By the way, don’t you think that even if “Spontaneous Combustion” wasn’t already a phrase that meant “people exploding,” that it would be a good name for a dance squad or a cappella group?
Like the great Hooper movies, this is kind of a slow descent from normal-ish life to feverish, gibberish-spewing madness. Like LIFEFORCE, it’s a story that devolves into a bunch of super powers and energy blasts. Toward the end it starts to unspool a conspiracy around Sam, including that his girlfriend Lisa (Cynthia Bain, PUMPKINHEAD) also has powers and was deliberately set up with him to look after him. He finds himself drawn to a strange mansion with checkerboard floors (possibly Twin Peaks influenced visuals I suspect) where a crazy old man (William Prince, NETWORK, THE JERICHO MILE, THE GAUNTLET), playing I-don’t-know-which character from the opening sequence (I’m guessing either the shrunken skull scientist or the shadow face guy), is thrilled to see him and considers him his son because it was his experiment. All this weirdness piqued my interest a little, as did the people-on-fire effects, but I had so completely lost investment in the story that I wasn’t really clear what the fuck was going on and didn’t feel much urge to figure it out.
It should be pointed out that, as far as alleged strange phenomenon go, people suddenly catching on fire for unexplained reasons is not one of the more cinematic ones. It’s just over too quick. I guess Hooper and his co-writer Howard Goldberg show some imagination in trying to come up with a cause for such a thing to happen, but not enough to make this exciting.
Hooper is a strange case. He directed a couple of my absolute favorite movies of all time, and a couple other ones that are good or interesting. That’s not even including his disputed direction of POLTERGEIST, one of the few ghost movies I can fully embrace and pretty much universally considered a classic by people on either side of the would/wouldn’t watch a movie with ‘CHAIN SAW’ in the title dividing line. And yet most of his filmography is just sloppy, lifeless stuff that you would never think came from a great director. This one is at least weird enough to be of some note, but it still fits into that last unfortunate category.
I didn’t even think about this until looking at his filmography right now, but SPONTANEOUS COMBUSTION is incredibly depressing when you consider that it’s his follow up to THE TEXAS CHAINSAW MASSACRE 2, which I consider an out-and-out masterpiece. This is only four years and three TV episodes (including the pilot of Freddy’s Nightmares) later, yet Hooper seems to be running out of creative energy and almost entirely spent of storytelling prowess. This kicked off a period of working on TV (including some pretty good shows, like Nowhere Man) and occasionally showing sparks of inspiration. Like I thought TOOLBOX MURDERS was pretty good, 14 years later. But never anything approaching TEXAS CHAIN SAW good. That Tobe Hooper I don’t expect to see again.
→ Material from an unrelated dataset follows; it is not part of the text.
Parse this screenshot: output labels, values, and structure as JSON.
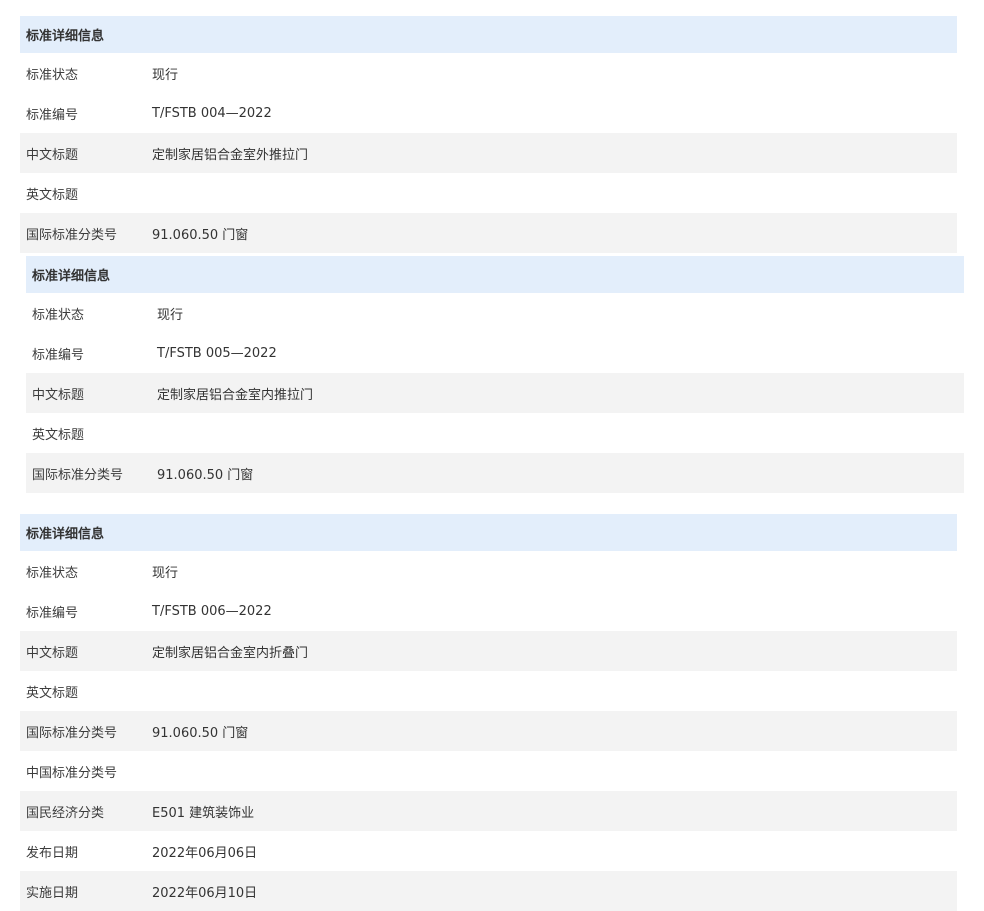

You never know, though. If people can just spontaneously combust for no reason then maybe Hooper could make a great movie out of nowhere. That certainly would light my fire.
see that’s a pun
September 15th, 2016 at 1:51 pm
As the world’s most preeminent Brad Dourif fan, not to mention a guy who’s always rooting for Tobe Hooper to get his mojo back, I attempt to rewatch this one every five years or so. Sometimes I get all the way through it. Last time I got about 20 minutes. Yep, this is a rough one.